Automatic translation function active... appeared in glowing letters across her vision.

She selected a text that claimed to be an overview of the century and started plugging away. The translator was working perfectly! She activated the glossary function and auxiliary image associators that helpfully started pulling up associated information and additional documents.

Even with all of the technology it was still pretty inaccessible and slow going.

She needed a break.

She smiled. She loved music and what better way to get a feel for a culture than through their music?

This was a great idea!

She started to disconnect the neural interface but stopped. It was already connected and the translation and image associators would come in handy. Besides, the “sound” was way better than her speakers and she could listen as “loud” as she wanted without bothering the neighbors!

She pulled up “Twentieth-Century Music: Sol System: Adapted to Terran”.

A list filled her mind.

One of the titles was “Rage Against the Machine”. She was quite vexed with her tea maker. She wondered if the ancient humans had similar woes.

She selected the folder and clicked play...

Her eyes dilated as the contents queued and started to be delivered... straight down her neural interface and directly into her brain...

***

At lunch the following day Caw saw Karashel at her lunch table and sauntered up.

“Kara!” he called out happily.

Karashel twitched oddly.

“Hey, Caw,” she said looking up and him blearily.

“You ok?”

“Yeah... Yeah, I’m fine,” she said in an odd voice. “I just didn’t get much sleep last night.”

“Oh?” Caw asked “Hitting the books?”

“Yeah, all night,” Karashel said looking at him with just one eye. “Terran history... pretty crazy stuff, right?”

“Yes, quite the ride,” Caw replied, “And the next century is even wilder! Definitely worth a read! So, did your studies start to put things in proper context?”

“Oh yeah...” Karashel replied, “Context... so much fucking context... context...”

“And what do you think about ‘by any means necessary’ now?”

“...dangerous...”

“So, any questions?”

“Maybe later,” Karashel said. “Kinda tired right now.”

“Yeah, you look beat,” Caw replied. “The quest for knowledge is addictive but be sure to at least sleep. A lot of Xx forget that part when they get their first taste. So... did you?” Caw asked excitedly, “Did you get your first taste?”

“Oh fuck yeah,” Karashel replied lighting up.

“And how does it feel?”

“I can’t... I don’t know how to say it...”

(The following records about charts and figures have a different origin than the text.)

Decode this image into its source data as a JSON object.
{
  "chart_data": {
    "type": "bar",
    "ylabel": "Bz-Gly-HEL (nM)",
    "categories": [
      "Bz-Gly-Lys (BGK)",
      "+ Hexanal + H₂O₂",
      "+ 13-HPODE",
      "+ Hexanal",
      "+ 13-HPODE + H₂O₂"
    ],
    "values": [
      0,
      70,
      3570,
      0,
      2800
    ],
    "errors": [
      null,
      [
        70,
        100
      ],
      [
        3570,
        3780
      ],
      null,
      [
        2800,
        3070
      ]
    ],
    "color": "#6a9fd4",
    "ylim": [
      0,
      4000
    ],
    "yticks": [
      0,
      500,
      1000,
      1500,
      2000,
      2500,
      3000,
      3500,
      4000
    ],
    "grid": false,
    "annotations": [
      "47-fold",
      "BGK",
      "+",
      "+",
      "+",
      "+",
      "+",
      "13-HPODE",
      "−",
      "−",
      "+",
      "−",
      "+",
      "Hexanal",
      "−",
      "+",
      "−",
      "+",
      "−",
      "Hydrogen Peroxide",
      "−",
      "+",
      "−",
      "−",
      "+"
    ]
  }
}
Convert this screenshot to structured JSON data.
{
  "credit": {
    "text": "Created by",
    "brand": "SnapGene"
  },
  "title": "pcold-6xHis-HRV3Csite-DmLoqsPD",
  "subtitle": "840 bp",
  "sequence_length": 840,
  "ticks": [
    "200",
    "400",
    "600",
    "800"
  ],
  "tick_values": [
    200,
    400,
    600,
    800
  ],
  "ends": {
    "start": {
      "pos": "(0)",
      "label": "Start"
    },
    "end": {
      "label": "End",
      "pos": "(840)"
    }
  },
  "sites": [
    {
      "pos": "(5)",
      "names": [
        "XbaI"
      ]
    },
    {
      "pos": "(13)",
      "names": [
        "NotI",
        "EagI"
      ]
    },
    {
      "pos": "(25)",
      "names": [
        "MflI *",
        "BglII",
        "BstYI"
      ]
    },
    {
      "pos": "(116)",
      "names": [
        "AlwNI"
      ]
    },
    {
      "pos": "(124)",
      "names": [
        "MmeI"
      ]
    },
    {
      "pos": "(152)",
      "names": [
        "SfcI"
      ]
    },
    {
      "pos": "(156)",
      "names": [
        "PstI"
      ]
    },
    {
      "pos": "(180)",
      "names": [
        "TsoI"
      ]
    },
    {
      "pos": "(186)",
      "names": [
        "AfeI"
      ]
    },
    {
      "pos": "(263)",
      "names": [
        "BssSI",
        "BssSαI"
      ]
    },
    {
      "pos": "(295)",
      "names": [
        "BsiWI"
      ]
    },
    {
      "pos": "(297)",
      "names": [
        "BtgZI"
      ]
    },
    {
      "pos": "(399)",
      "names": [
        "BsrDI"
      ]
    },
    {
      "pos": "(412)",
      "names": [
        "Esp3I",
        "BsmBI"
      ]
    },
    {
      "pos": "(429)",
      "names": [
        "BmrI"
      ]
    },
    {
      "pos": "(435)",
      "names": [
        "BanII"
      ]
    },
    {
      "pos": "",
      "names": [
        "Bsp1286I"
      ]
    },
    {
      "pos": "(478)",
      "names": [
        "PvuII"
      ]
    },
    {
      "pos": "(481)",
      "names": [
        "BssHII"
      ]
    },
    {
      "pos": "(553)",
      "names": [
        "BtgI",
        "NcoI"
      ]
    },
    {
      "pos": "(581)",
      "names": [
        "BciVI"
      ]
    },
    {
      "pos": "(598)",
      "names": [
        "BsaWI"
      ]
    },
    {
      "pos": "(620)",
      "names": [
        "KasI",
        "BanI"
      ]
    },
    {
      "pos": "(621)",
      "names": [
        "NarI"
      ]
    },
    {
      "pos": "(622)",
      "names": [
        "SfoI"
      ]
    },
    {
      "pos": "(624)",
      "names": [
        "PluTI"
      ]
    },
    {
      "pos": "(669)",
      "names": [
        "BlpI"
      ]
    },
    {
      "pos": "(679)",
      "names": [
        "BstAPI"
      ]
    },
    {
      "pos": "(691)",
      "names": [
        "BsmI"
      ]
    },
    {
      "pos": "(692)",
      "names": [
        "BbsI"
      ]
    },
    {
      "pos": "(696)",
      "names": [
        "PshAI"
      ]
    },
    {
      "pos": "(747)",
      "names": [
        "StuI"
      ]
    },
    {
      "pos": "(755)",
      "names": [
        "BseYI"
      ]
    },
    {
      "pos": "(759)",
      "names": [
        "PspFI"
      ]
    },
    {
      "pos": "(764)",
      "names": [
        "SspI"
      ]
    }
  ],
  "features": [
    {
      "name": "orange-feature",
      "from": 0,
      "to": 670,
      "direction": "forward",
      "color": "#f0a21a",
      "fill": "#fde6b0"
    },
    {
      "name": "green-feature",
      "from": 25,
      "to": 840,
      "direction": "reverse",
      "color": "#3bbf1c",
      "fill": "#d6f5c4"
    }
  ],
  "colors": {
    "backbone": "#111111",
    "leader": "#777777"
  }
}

“Ah, I know exactly what you are feeling,” Caw said happily.

I bet you a trillion credits you don’t...

“I remember the first time I...” Caw started cheerfully sharing the first time something really engaged his mind.

As she listened she looked out over the gardens and at all the fat complacent little councilors, engorged with the life blood of their victims, wallowing about like worms and smiled.

Tear it down... Tear it all down... by any means necessary!